Pubblicato il 5 Marzo 2012 19:08 | Ultimo aggiornamento: 5 Marzo 2012 19:11

BARI – Il presidente della Regione Puglia, Nichi Vendola, ha annunciato che chiedera' ''una legge speciale per Taranto, un atto da parte dello Stato che ha inquinato in quella citta''', affinche' ''si faccia carico di un ciclo delle bonifiche rilevanti e anche carico dei risarcimenti''. Lo ha annunciato oggi a margine di un vertice nel quale si e' discusso dell'impatto ambientale dell'Ilva, spiegando che ''con le forze politiche di maggioranza e opposizione, abbiamo condiviso una idea: bisogna chiedere allo Stato di farsi carico di quello che e' accaduto a Taranto dal 1961 al 1995, che sono gli anni in cui la vecchia Italsider ha inquinato senza limiti di sorta, ha inquinato con stratificazioni di veleni che produrranno danni per decenni e decenni''.

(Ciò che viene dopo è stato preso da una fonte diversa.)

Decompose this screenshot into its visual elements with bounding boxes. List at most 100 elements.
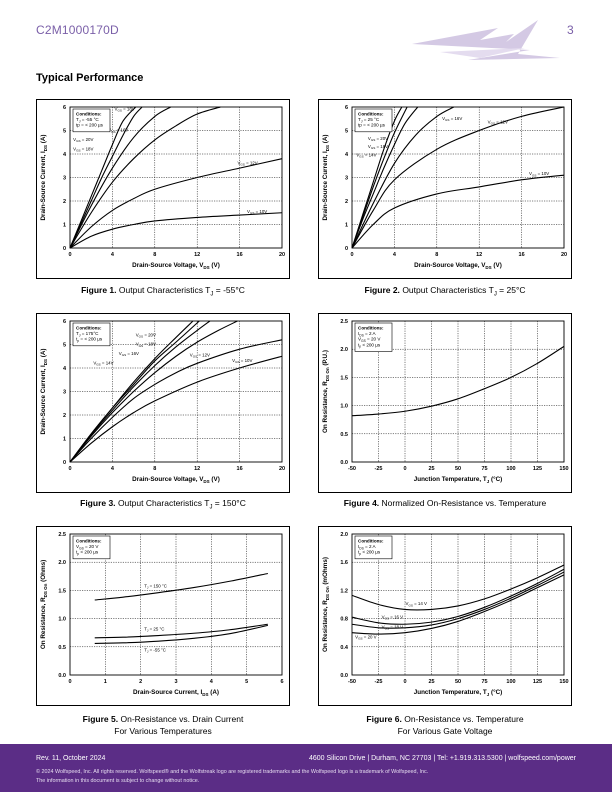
y-tick-label: 4 — [345, 152, 349, 158]
conditions-frame — [72, 322, 111, 347]
x-tick-label: 150 — [559, 679, 568, 685]
conditions-line: Conditions: — [76, 112, 102, 117]
conditions-line: Conditions: — [358, 539, 384, 544]
figure-3-caption-tail: = 150°C — [212, 498, 246, 508]
series-line — [351, 106, 403, 249]
curve-label: VGS = 16V — [442, 116, 462, 122]
conditions-line: VGS = 20 V — [358, 337, 381, 343]
x-tick-label: 12 — [194, 466, 200, 472]
figure-2-caption: Figure 2. Output Characteristics TJ = 25… — [318, 284, 572, 301]
y-tick-label: 0.8 — [340, 617, 348, 623]
x-tick-label: 20 — [279, 466, 285, 472]
figure-3-caption-text: Output Characteristics T — [117, 498, 210, 508]
y-tick-label: 2.5 — [58, 532, 66, 538]
x-tick-label: 8 — [435, 252, 438, 258]
conditions-line: TJ = 175°C — [76, 331, 99, 337]
x-tick-label: 25 — [428, 679, 434, 685]
conditions-line: TJ = 25 °C — [358, 117, 380, 123]
y-tick-label: 1.5 — [340, 375, 348, 381]
conditions-line: Conditions: — [76, 539, 102, 544]
series-line — [94, 623, 268, 639]
figure-5-panel: 0 1 2 3 4 5 6 0.0 0.5 1.0 1.5 2.0 2.5 TJ = 150 °C TJ =… — [36, 526, 290, 706]
x-tick-label: 3 — [174, 679, 177, 685]
wolfstreak-logo — [412, 20, 560, 60]
figure-6-caption-number: Figure 6. — [366, 714, 402, 724]
figure-3-caption: Figure 3. Output Characteristics TJ = 15… — [36, 497, 290, 514]
curve-label: VGS = 10V — [529, 171, 549, 177]
y-tick-label: 5 — [63, 129, 66, 135]
conditions-line: tp < 200 µs — [76, 550, 99, 556]
figure-3-caption-number: Figure 3. — [80, 498, 116, 508]
curve-label: VGS = 10V — [247, 209, 267, 215]
y-tick-label: 2.0 — [58, 560, 66, 566]
series-line — [69, 212, 283, 249]
figure-4-caption: Figure 4. Normalized On-Resistance vs. T… — [318, 497, 572, 509]
conditions-box: Conditions:TJ = -55 °Ctp = < 200 µs — [72, 108, 111, 133]
conditions-line: IDS = 2 A — [358, 544, 377, 550]
curve-label: VGS = 16 V — [382, 615, 403, 621]
y-tick-label: 1 — [63, 437, 66, 443]
x-tick-label: 4 — [111, 252, 115, 258]
x-tick-label: -50 — [348, 679, 356, 685]
x-tick-label: 6 — [280, 679, 283, 685]
conditions-frame — [72, 535, 111, 560]
conditions-line: Conditions: — [358, 326, 384, 331]
figure-6-caption-text: On-Resistance vs. Temperature — [404, 714, 524, 724]
y-tick-label: 1 — [345, 223, 348, 229]
y-tick-label: 5 — [345, 129, 348, 135]
y-tick-label: 2.0 — [340, 347, 348, 353]
figure-2-panel: 0 4 8 12 16 20 0 1 2 3 4 5 6 VGS = 16V VGS = 12V VGS = … — [318, 99, 572, 279]
x-tick-label: -25 — [375, 466, 383, 472]
x-tick-label: 12 — [476, 252, 482, 258]
x-axis-title: Junction Temperature, TJ (°C) — [414, 475, 503, 484]
x-axis-title: Drain-Source Voltage, VDS (V) — [132, 262, 220, 270]
y-tick-label: 0.0 — [58, 673, 66, 679]
conditions-frame — [354, 108, 393, 133]
series-line — [94, 572, 268, 601]
figure-5-caption-text: On-Resistance vs. Drain Current — [120, 714, 244, 724]
y-tick-label: 6 — [63, 105, 66, 111]
figure-1-caption-sub: J — [210, 291, 214, 298]
footer-address: 4600 Silicon Drive | Durham, NC 27703 | … — [308, 755, 576, 762]
curve-label: VGS = 20V — [73, 137, 93, 143]
series-line — [351, 574, 565, 635]
series-line — [351, 568, 565, 625]
x-tick-label: 100 — [506, 679, 515, 685]
part-number: C2M1000170D — [36, 23, 119, 37]
figure-4-caption-number: Figure 4. — [343, 498, 380, 508]
curve-label: VGS = 14V — [93, 360, 113, 366]
y-tick-label: 3 — [63, 390, 66, 396]
series-line — [69, 320, 200, 463]
x-axis-title: Drain-Source Voltage, VDS (V) — [414, 262, 502, 270]
series-line — [69, 106, 143, 249]
conditions-box: Conditions:VGS = 20 Vtp < 200 µs — [72, 535, 111, 560]
x-tick-label: 16 — [237, 466, 243, 472]
x-tick-label: 4 — [111, 466, 115, 472]
y-tick-label: 2 — [63, 413, 66, 419]
curve-label: VGS = 14V — [356, 152, 376, 158]
conditions-line: TJ = -55 °C — [76, 117, 99, 123]
x-tick-label: 125 — [533, 679, 542, 685]
y-tick-label: 2 — [345, 199, 348, 205]
x-tick-label: 0 — [68, 679, 71, 685]
curve-label: VGS = 18 V — [382, 624, 403, 630]
curve-label: VGS = 20 V — [355, 634, 376, 640]
plot-frame — [351, 320, 565, 463]
figure-1-caption-number: Figure 1. — [81, 285, 117, 295]
series-line — [69, 355, 283, 463]
curve-label: VGS = 14 V — [406, 601, 427, 607]
series-line — [69, 320, 238, 463]
y-tick-label: 4 — [63, 366, 67, 372]
series-line — [69, 158, 283, 249]
series-line — [69, 320, 211, 463]
x-tick-label: 0 — [403, 466, 406, 472]
curve-label: VGS = 18V — [368, 144, 388, 150]
x-tick-label: -50 — [348, 466, 356, 472]
x-axis-title: Drain-Source Voltage, VDS (V) — [132, 476, 220, 484]
y-axis-title: Drain-Source Current, IDS (A) — [40, 134, 48, 220]
series-line — [69, 106, 171, 249]
curve-label: VGS = 18V — [115, 107, 135, 113]
conditions-line: tp = < 200 µs — [358, 123, 386, 128]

''Non solo. – ha aggiunto Vendola – Noi vogliamo in tempi rapidissimi affrontare in Consiglio regionale un'altra questione che viene fuori in maniera rilevante dalle perizie: il problema della copertura dei parchi minerari e dei nastri trasportatori. L'intergale copertura di tutto cio' che rappresenta, a causa dello spandimento delle polveri sottili, un'ipoteca sulla salute e sulla vita della citta' di Taranto''.

''Quello che e' stato fatto per 60 anni in termini di inquinamento – ha precisato – non soltanto dalla Italsider, attualmente Ilva, ma da tutti i protagonisti della vita economica e industriale di Taranto, ha bisogno di un'opera gigantesca''. ''La piu' grande opera economica e sociale di cui Taranto ha bisogno – ha concluso – una delle grandi capitali del Sud, e' la bonifica''.